- The Washington Times - Friday, January 29, 2010

NEW YORK | The Senate Select Committee on Intelligence chairman Thursday backed calls by New York Mayor Michael R. Bloomberg for the trials of the accused plotters of the Sept. 11 attacks to be moved from Manhattan.

Sen. Dianne Feinstein, California Democrat, joined a chorus of concern about the risks and expense of bringing Khalid Shaikh Mohammed and four other men to New York for trial from the U.S. military prison at Guantanamo Bay, Cuba.

“The dynamic has changed,” Mrs. Feinstein told MSNBC on Thursday. “The administration should listen to the mayor and the mayor’s concerns and candidly make a change.”

But President Obama has stood by Attorney General Eric H. Holder Jr.’s November announcement that the trials would be held in a Manhattan federal court, very close to where hijacked airliners destroyed the World Trade Center in 2001.

“The president’s opinion has not changed,” White House spokesman Bill Burton said.

Mr. Bloomberg, who initially backed the move, does not want the trials to be held in New York. Several other Democratic and Republican politicians agree, arguing that the men should be tried elsewhere or appear before military tribunals.

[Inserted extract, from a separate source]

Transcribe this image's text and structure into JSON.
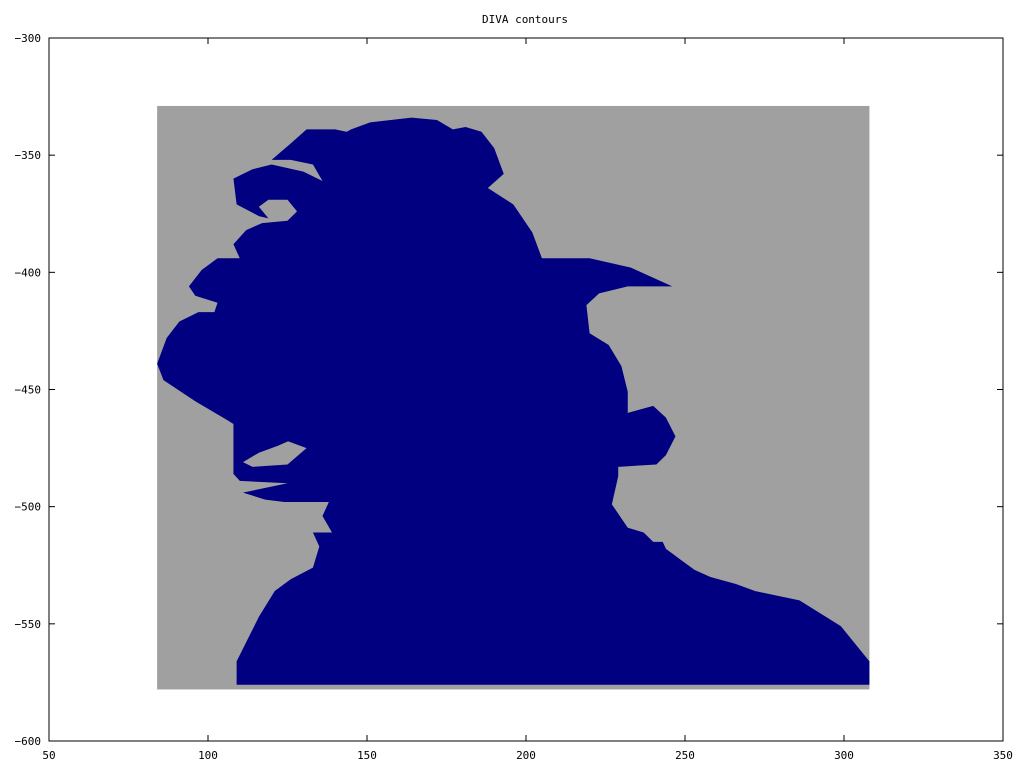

“It would be great if the federal government could find a site that didn’t cost a billion dollars, which using downtown will, and it will also impact traffic and commerce and people’s lifestyles downtown and it would be great if we didn’t do it,” Mr. Bloomberg said Wednesday.

Mr. Bloomberg estimated the security cost would be $216 million for the first year and $206 million annually thereafter and called on Congress to foot the bill.

The security plan devised by the New York Police Department calls for a security perimeter in one of the busiest areas of the city near Wall Street, Chinatown and the Brooklyn Bridge.

Businesses and neighbors whose lives were upended by the Sept. 11 attacks have protested the plan.

“The trial will wreak havoc on the surrounding community with the extensive security requirements and massive disruptions, like permanent street closures,” said Steven Spinola, president of the Real Estate Board of New York.

The board created a Web site (movethetrial.com) to fight the trials and has rallied with other groups to protest.

Gov. David Paterson and U.S. Sen. Kirsten Gillibrand - both New York Democrats - also expressed concern.

Political opposition to trying the five men in a civil rather than in a military court has steadily grown.

“Guantanamo terrorists, like KSM, don’t belong in any federal civilian courts. They belong in military commissions,” said U.S. Rep. Peter King, New York Republican, referring to Mohammed.

“These terrorists certainly don’t belong in American communities, such as Lower Manhattan, mere blocks from ground zero, City Hall, NYPD [police] headquarters and the Brooklyn Bridge.”

A group of U.S. senators, including Republican John McCain of Arizona and independent Joe Lieberman of Connecticut, have urged Mr. Obama to abandon the New York trials entirely, arguing they would give the defendants a political platform.